Rao is extremely happy with Virendra Yadav, his pleasure is infectious and he just can't hide it. A hearing-impaired wrestler, Virendra Yadav won a gold medal at the Melbourne Deaf Olympics in 2005, a silver medal in the World Championship and a bronze medal in the recently held Taiwan Deaf Olympics, 2009. "He is an extraordinary talent, but no one knows him. Newspapers don't want to talk about him and channels have no interest in a deaf wrestler. He needs special encouragement, the nation should be proud of him. Only medals can't keep him motivated," says Rao.
Rao hails from Chirawa, a small village in Rajasthan where his wife and elder son live. His wife is a teacher and his elder son is pursuing MBA. His younger son is studying Zoology (Hons) at Delhi University. His eyes lights up when he talks about his sons - he has great expectations from them. His younger son cleared the medical entrance exam but didn't pursue it because Rao wants him to be an IAS officer. He gets a bit uncomfortable talking about his family, he barely gets time to visit home, he says. Clearly, his life is elsewhere.

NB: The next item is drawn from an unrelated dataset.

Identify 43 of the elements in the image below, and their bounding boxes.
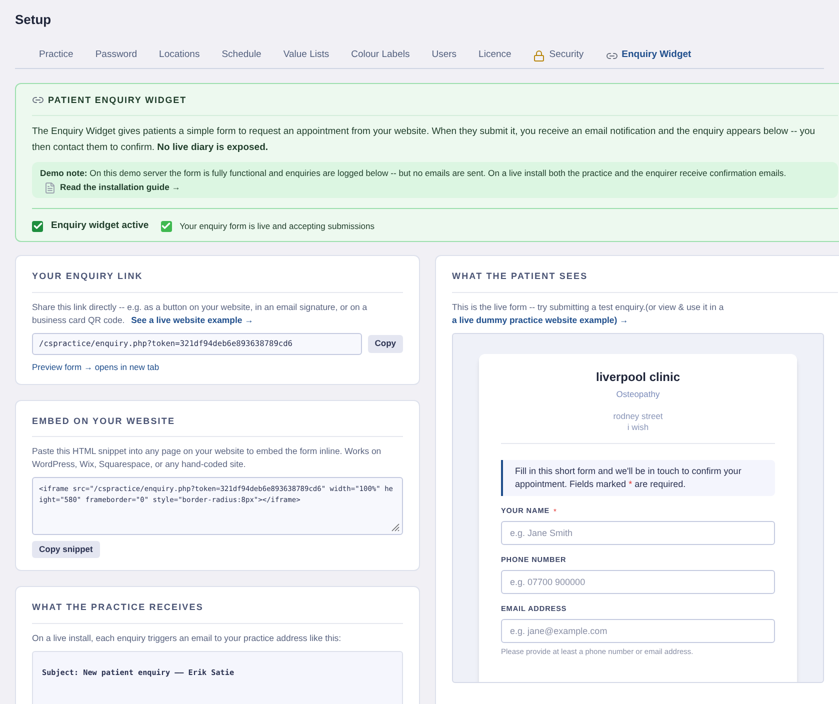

"This akhara is my home and my family. I have a greater responsibility as all these young boys are like my children. My children have a mother to look after them, but these children have none," he says, stoically.
Rao's room is next to the wrestling pit and is full of memorabilia, shields, trophies, medallions and gadas (mace) that hang from the walls, proudly displayed on tables and chairs, cluttered on the floor. "Look at this, we have earned them through hard work and talent. But cricket news is spread all across the pages in newspapers, on the front pages, on channels, while other sports barely find a mention, even when we break records," he says.
He remains optimistic. He believes that this new year would bring joy for him and his students. For Rao, the year 2009 has been no different in terms of national attention despite his tireless efforts and unwritten success stories, but he does hope that 2010 would bring more prosperity to sportspersons in the country. He believes that a wrestler wishes a medal, and a trainer is content watching his students scale new heights. Next year, he wants to train more students who can win contests, or at least be competitive.
His ideas for making other sports a success in India in 2010 are simple: The government should pass a policy that multinational companies should adopt different sports in the country and support them. It should make it mandatory for the media to give equal coverage to all sports. "If this happens in 2010, one has to wait and watch how these neglected sports can bring glory to the country and gain respect in the hearts of the people who genuinely love all sports and not just cricket."
A few steps away from Rao's office is a big hall that is used as a gym with a large, dilapidated sponge mattress in the middle. The room is dark, cold and damp and stinks of static, accumulated sweat. In this room, several wrestlers sleep along the walls wrapped in dirty quilts on a cold floor.
In this room, a young wrestler is introduced in a classic duality of deprivation and hope: "He is the future of Indian wrestling," says Rao. The boy is shy. He quietly says that his love for sports is much greater than the hardship he endures everyday. It does not matter, he will cope with it. He is hoping on the Commonwealth Games to change his fortune. One day he too will be a face on the ads, a picture in the papers.
Another 'famous' wrestler, who has won several championships, including Rustam-e-Hind, the top wrestling award in India, drops by to meet Rao. He has come to seek his blessings for the Commonwealth Games and new year. "We can do it," he says and smiles.
In this invisible backyard of an unknown akhara, in abysmal training and living conditions, with not a stroke of support or encouragement from the sports establishment, the government or the media, young men and boys are reshaping their bodies and minds with a disciplined resilience and hope unimaginable to those who can't think beyond established success stories. In the margins, faceless and stoic, they are dreaming of a new year which will be different than the last.
A year of reckoning and recognition. That is why, in this rustic, almost innocent male bonhomie, optimism floats.